Muscatine Journal
- Front page on September 1, 2005
- Type: Daily newspaper
- Format: Broadsheet
- Owner: Lee Enterprises
- Publisher: Debbie Anselm
- News editor: David Hotle
- Founded: October 27, 1840; 185 years ago, as the Bloomington Herald
- Language: English
- Headquarters: 301 East 3rd Street; Muscatine, Iowa 52761;
- Country: United States
- Circulation: 1,833 Daily (as of 2023)
- ISSN: 1087-9463
- OCLC number: 15669018
- Website: muscatinejournal.com

= Muscatine Journal =

Newspaper in Muscatine, Iowa

The Muscatine Journal serves 8,000 adult readers in Muscatine and Louisa counties, in Iowa, United States, and is delivered to nearly 3,500 homes, Monday through Saturday. Hometown Extra, its sister shopper publication, is delivered every Wednesday to nearly 13.000 households. Both publications are part of Lee Enterprises, which is located in Davenport, Iowa. The Muscatine Journal also publishes news daily on their website.

==History==
The Muscatine Journal traces its history to October 27, 1840, when the first issue of the weekly Bloomington Herald was released. On June 7, 1849, the town's name was officially changed from Bloomington to Muscatine, and the newspaper then became the Muscatine Journal.

The late John Mahin played the most significant role in the newspaper's early history and headed the Journal for more than a half-century. John Mahin was apprenticed by his father in 1847, at the age of 13, to the owners of what was then still the Bloomington Herald to learn the printing trade. Mahin and his father, Jacob, purchased the Journal in 1852. Mahin became the Journals editor at that time, at the age of 19, and continued to publish the newspaper until his retirement in 1903. It was through Mahin that Alfred W. Lee came to Muscatine and later founded the newspaper group, which evolved into what now is Lee Enterprises, Inc.

The most famous contributor to Muscatine Journal articles was Samuel Clemens, otherwise known as Mark Twain. Clemens contributed writings to the Journal from 1853 to 1855. Clemens lived in Muscatine in 1854, when the Muscatine Journal was run by his brother, Orion Clemens.

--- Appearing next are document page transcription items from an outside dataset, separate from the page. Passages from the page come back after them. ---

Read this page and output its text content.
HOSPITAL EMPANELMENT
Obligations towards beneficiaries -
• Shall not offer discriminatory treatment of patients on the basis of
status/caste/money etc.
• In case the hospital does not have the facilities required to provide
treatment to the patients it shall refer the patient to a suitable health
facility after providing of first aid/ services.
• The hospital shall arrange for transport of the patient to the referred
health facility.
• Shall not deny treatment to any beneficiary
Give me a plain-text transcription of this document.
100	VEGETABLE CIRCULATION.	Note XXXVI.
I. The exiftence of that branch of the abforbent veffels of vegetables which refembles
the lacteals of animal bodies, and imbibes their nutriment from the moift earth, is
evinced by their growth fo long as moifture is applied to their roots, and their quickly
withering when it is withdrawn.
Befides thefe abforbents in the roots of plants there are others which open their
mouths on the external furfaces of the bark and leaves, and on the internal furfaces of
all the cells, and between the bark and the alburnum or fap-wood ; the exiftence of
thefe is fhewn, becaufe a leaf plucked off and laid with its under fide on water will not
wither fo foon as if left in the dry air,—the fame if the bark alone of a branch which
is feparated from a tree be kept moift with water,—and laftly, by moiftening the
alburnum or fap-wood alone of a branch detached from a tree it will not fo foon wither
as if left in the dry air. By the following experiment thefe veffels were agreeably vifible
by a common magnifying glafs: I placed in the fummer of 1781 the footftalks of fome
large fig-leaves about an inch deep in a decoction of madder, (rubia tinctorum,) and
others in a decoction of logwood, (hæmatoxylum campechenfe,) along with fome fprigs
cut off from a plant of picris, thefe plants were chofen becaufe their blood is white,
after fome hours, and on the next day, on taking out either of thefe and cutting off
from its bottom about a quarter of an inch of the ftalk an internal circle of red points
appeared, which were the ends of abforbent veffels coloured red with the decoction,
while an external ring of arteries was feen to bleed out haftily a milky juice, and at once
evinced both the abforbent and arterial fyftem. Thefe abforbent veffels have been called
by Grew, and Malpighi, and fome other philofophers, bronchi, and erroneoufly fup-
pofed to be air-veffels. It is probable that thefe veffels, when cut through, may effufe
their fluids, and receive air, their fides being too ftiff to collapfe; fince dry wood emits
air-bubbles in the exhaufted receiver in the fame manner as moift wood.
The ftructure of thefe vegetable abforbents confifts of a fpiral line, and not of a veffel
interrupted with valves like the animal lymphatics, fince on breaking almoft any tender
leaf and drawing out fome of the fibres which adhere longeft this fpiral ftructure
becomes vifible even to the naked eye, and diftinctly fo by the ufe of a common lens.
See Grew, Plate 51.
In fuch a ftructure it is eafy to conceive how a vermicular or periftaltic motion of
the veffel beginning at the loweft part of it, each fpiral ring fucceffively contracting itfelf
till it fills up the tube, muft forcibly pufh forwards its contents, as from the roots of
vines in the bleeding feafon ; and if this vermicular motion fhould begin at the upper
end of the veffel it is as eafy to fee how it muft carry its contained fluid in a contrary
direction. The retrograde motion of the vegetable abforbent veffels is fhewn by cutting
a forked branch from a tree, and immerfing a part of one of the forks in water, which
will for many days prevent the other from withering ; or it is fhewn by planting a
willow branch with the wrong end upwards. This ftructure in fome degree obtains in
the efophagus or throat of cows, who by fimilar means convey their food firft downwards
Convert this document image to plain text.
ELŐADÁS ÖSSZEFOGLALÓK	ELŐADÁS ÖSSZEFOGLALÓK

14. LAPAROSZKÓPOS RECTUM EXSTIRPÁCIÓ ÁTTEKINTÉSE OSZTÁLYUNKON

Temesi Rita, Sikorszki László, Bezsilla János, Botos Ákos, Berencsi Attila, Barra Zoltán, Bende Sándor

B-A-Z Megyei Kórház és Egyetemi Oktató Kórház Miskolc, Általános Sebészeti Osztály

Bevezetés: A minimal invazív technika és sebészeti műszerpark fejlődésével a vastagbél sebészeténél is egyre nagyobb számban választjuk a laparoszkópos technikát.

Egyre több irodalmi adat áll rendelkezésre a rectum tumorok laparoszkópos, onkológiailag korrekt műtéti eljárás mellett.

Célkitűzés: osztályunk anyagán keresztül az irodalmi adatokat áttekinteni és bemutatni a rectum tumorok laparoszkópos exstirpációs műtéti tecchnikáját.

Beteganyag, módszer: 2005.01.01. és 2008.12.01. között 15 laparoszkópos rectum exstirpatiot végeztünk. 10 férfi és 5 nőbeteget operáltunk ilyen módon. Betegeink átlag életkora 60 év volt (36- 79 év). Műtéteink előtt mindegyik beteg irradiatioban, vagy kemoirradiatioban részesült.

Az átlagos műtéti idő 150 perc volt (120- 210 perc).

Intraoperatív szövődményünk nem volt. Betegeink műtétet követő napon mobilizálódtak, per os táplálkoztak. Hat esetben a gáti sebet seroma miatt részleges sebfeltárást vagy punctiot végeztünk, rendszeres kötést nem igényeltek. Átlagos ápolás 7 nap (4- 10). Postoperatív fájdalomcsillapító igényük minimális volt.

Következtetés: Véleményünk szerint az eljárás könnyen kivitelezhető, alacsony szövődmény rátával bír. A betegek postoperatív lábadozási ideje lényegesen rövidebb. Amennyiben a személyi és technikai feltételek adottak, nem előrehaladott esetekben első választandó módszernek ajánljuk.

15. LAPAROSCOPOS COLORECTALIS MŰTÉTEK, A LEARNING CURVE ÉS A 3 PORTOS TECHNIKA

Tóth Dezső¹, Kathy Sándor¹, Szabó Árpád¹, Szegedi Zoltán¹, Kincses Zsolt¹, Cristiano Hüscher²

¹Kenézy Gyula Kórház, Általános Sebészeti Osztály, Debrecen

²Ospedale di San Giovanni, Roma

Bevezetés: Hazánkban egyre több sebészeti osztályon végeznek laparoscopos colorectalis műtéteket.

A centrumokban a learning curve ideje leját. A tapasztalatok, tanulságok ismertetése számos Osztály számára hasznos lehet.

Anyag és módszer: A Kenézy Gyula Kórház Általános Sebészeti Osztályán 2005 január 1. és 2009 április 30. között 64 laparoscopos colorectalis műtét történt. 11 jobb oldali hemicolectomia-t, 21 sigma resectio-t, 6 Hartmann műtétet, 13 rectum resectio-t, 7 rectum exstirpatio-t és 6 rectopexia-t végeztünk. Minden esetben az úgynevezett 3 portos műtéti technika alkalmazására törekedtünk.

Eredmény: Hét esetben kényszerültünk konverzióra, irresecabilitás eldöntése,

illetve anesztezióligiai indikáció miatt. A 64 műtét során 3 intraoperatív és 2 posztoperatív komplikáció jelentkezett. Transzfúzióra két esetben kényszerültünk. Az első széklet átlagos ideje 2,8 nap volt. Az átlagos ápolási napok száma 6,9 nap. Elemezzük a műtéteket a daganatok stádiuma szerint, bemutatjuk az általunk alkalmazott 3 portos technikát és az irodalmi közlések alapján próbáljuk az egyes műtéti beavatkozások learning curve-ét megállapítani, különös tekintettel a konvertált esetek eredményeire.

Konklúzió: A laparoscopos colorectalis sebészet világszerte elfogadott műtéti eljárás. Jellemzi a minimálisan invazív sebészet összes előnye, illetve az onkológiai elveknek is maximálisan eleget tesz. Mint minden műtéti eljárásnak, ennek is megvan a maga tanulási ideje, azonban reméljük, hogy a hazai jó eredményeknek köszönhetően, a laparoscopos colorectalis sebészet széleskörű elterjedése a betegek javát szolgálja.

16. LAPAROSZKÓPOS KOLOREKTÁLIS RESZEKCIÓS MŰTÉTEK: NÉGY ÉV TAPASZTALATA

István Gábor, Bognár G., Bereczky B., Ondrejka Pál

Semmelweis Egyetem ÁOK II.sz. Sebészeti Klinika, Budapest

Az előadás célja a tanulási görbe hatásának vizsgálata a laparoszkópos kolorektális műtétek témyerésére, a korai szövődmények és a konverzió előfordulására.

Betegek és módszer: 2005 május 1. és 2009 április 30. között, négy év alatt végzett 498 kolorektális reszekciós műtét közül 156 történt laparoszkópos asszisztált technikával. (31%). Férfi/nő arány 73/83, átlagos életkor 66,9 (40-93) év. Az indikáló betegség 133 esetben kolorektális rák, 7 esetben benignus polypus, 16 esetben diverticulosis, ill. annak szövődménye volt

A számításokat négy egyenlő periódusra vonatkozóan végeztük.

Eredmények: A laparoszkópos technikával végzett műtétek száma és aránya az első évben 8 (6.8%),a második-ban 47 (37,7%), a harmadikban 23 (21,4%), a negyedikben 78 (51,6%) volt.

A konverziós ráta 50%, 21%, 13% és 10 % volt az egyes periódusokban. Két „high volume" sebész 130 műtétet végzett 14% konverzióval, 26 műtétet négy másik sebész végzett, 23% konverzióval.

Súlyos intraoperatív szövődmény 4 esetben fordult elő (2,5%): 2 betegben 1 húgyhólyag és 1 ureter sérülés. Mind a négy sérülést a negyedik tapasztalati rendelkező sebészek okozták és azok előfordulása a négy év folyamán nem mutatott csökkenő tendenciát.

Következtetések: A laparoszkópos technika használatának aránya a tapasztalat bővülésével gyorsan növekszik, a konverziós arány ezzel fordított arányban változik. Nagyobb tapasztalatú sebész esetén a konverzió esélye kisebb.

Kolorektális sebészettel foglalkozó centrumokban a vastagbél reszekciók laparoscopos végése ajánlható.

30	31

In September 1864, John Mahin married Anne Lee, daughter of Mr. and Mrs. John B. Lee of West Branch. In about 1880, Mr. and Mrs. Lee moved to Muscatine and Mahin's father-in-law, John Lee, became the Journals bookkeeper. With them came their youngest son, Alfred, to take a position in the Muscatine post office under John Mahin, who was the postmaster as well as the newspaper editor. Alfred W. Lee later joined the staff of the Journal and started his newspaper career there. In 1886, Lee moved to Chicago where he continued his self-education in the newspaper business. Lee returned to Iowa to buy his first newspaper in the early 1890s, when he took charge of the Ottumwa Courier. In about 1899, he acquired a controlling interest in the Davenport Times. Lee and his associates purchased the Muscatine Journal in 1903, when John Mahin had reached the age of 70 years and was ready for retirement. Walter Lane was named as the Journals publisher when the Lee group assumed control and served until death, in 1907. The Journal has had many locations throughout its history, including the second floor of what is now DC Arnold's on Iowa Avenue.

In 1919, the current building was constructed with the pressroom and mailroom added in the early 1970s. That remodeling was made to accommodate a new Goss Community offset press, and coincided with the Journals conversion to cold type composition. In 1999, the Muscatine Journal began printing remotely at the Quad City Times and the press area was remodeled to become the Muscatine distribution center for delivery of many regional newspapers in the Muscatine area.